Shale developments are normally hydraulic fractured to stimulate the low permeability of the reservoirs, in order to allow fluid to flow to the wellbore. The most common fluid fracture deployed in shale developments is slickwater; which is typically composed volumetrically of approximately 95% water, 4% proppant and 1% other chemicals such as scale inhibitor, surfactant, biocide and corrosion inhibitor. Water management in shale plays accounts for 5% - 15% of total well completion costs. This study investigates the fate of fracturing fluids in shale developments and attempts to understand the effect of fracturing fluid trapped within the reservoir. Approximately 5% - 50% of fracturing fluid pumped is flowed back as the well is put on production. Scale deposition is often experienced within these wells due to the interaction of fracturing fluid lost to the formation reacting with formation brines. It is estimated that the formation of scale within the reservoir, blocks of nano-pores and reduces to some extent the fraction of fracturing fluid returned.

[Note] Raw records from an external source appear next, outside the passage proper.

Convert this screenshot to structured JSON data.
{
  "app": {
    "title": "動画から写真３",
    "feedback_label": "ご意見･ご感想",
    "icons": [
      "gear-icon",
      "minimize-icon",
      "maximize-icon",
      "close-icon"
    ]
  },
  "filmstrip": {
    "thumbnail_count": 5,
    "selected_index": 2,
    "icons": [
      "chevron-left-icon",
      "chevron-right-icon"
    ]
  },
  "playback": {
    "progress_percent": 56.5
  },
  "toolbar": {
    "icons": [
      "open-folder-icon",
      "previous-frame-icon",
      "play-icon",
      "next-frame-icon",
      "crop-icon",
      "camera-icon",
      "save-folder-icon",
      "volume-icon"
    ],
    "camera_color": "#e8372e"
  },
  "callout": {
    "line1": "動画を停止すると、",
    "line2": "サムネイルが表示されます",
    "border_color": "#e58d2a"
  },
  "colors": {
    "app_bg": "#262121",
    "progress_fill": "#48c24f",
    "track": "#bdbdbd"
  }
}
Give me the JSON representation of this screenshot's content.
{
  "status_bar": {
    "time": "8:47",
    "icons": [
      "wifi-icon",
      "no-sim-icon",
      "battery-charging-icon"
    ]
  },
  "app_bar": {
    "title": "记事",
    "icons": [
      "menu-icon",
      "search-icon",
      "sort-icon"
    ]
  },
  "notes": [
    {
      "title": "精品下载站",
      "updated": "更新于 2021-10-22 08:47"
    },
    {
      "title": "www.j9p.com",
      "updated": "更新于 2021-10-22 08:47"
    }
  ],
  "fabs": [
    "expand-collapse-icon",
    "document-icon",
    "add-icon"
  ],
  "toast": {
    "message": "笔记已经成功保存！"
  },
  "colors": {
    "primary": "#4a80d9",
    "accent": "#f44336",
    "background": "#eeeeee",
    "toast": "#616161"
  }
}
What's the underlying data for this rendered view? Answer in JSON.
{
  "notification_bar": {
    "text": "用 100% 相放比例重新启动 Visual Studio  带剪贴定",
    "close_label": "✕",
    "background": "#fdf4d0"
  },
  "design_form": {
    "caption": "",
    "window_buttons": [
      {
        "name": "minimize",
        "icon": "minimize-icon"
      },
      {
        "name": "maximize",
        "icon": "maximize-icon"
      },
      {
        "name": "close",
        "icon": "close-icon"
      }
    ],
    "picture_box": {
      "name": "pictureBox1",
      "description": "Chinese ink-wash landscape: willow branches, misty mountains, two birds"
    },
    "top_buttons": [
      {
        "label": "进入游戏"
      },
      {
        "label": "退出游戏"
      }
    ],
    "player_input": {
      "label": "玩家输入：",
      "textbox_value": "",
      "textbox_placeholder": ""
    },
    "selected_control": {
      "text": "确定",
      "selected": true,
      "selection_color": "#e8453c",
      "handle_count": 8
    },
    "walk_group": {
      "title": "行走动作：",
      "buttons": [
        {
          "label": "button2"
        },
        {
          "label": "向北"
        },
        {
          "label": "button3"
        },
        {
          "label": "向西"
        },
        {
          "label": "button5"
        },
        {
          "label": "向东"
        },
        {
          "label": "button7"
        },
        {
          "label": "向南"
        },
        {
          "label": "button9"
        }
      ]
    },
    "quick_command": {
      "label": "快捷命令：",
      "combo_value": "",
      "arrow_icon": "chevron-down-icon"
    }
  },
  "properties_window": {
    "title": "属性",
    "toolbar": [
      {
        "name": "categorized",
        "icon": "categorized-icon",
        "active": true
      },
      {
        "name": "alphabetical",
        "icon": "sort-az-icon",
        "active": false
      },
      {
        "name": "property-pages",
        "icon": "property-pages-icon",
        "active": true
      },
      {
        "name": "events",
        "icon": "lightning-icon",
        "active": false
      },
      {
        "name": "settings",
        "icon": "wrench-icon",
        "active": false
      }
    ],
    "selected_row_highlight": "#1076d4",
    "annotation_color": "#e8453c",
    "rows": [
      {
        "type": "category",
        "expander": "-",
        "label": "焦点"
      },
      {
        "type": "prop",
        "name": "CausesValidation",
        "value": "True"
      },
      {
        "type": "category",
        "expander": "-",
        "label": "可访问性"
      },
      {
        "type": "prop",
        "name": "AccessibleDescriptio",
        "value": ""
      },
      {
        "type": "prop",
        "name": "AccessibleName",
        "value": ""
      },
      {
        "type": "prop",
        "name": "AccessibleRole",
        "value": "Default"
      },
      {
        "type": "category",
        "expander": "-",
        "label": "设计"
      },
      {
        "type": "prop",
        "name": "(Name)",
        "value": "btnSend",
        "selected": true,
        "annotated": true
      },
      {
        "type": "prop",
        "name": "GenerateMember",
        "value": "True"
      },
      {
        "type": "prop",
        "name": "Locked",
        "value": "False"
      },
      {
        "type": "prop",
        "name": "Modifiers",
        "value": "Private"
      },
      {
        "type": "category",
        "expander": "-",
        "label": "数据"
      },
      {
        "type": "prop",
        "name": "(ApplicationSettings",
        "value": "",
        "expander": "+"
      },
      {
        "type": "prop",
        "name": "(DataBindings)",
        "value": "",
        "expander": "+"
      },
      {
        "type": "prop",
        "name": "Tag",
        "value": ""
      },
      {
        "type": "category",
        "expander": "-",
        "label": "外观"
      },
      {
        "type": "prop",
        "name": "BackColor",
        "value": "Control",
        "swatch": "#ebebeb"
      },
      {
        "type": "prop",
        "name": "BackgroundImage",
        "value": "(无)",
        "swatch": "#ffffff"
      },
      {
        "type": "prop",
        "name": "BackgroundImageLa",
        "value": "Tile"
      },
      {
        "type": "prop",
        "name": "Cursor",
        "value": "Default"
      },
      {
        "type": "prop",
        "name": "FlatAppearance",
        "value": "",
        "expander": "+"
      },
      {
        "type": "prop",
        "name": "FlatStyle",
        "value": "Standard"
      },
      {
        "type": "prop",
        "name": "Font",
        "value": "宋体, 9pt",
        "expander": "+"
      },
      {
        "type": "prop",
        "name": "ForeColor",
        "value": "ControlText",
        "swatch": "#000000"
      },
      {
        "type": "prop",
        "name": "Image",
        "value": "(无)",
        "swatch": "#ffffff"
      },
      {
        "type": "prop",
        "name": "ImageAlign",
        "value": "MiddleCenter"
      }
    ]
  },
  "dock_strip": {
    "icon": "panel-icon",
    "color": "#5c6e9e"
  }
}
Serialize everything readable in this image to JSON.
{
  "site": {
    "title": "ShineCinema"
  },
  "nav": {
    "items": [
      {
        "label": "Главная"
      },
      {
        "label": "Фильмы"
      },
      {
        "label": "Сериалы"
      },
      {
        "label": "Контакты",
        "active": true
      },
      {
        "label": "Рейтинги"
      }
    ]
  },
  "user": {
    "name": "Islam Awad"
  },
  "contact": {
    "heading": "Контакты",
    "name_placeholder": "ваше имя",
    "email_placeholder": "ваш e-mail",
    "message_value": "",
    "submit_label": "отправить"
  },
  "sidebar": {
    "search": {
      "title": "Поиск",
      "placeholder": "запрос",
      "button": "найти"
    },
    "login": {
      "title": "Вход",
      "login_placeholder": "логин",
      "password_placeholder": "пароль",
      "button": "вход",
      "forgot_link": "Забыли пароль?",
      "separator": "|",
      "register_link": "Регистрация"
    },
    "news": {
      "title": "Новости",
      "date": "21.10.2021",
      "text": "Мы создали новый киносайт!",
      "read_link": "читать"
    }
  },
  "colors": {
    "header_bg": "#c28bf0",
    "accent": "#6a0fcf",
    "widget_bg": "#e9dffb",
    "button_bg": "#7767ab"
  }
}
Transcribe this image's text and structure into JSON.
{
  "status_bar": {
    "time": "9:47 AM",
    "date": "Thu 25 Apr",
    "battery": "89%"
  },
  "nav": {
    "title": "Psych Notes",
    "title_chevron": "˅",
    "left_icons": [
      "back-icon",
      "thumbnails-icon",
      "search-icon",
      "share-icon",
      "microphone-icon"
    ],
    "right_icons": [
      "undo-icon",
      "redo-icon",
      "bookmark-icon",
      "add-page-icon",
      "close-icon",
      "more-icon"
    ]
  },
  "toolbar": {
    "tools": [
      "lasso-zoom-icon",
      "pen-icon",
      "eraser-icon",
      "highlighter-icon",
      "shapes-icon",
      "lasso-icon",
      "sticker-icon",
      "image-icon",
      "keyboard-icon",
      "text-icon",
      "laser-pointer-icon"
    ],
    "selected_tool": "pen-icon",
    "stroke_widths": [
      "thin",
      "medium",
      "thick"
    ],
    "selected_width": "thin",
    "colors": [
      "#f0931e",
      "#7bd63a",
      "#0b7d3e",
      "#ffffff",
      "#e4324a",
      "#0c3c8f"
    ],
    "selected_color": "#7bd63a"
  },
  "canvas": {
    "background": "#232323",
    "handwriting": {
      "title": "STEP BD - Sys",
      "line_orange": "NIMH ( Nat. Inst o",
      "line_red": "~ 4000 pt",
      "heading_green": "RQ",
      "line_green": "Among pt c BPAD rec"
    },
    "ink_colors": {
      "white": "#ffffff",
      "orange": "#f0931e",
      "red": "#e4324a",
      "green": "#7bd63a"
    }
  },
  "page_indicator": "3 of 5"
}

The main purpose of this study was to simulate the post-frac flowback composition using a reactive transport model. The model simulates the injection of the fracture fluid, when in contact with the reservoirs minerals, a number of geochemical processes take place and with subsequent production further reactions are possible. The model was used to evaluate the possible causes of the high TDS content in the post-frac water, on one hand dissolution of salts present in the shale or the breaching of deep saline aquifers during fracturing. The value of this paper being to the industry is to increase the understanding of the geochemical reactions occurring during shale fracturing which will impact produced water reuse, scale inhibitor selection to prevent inorganic scale deposition resulting in better fracture performance.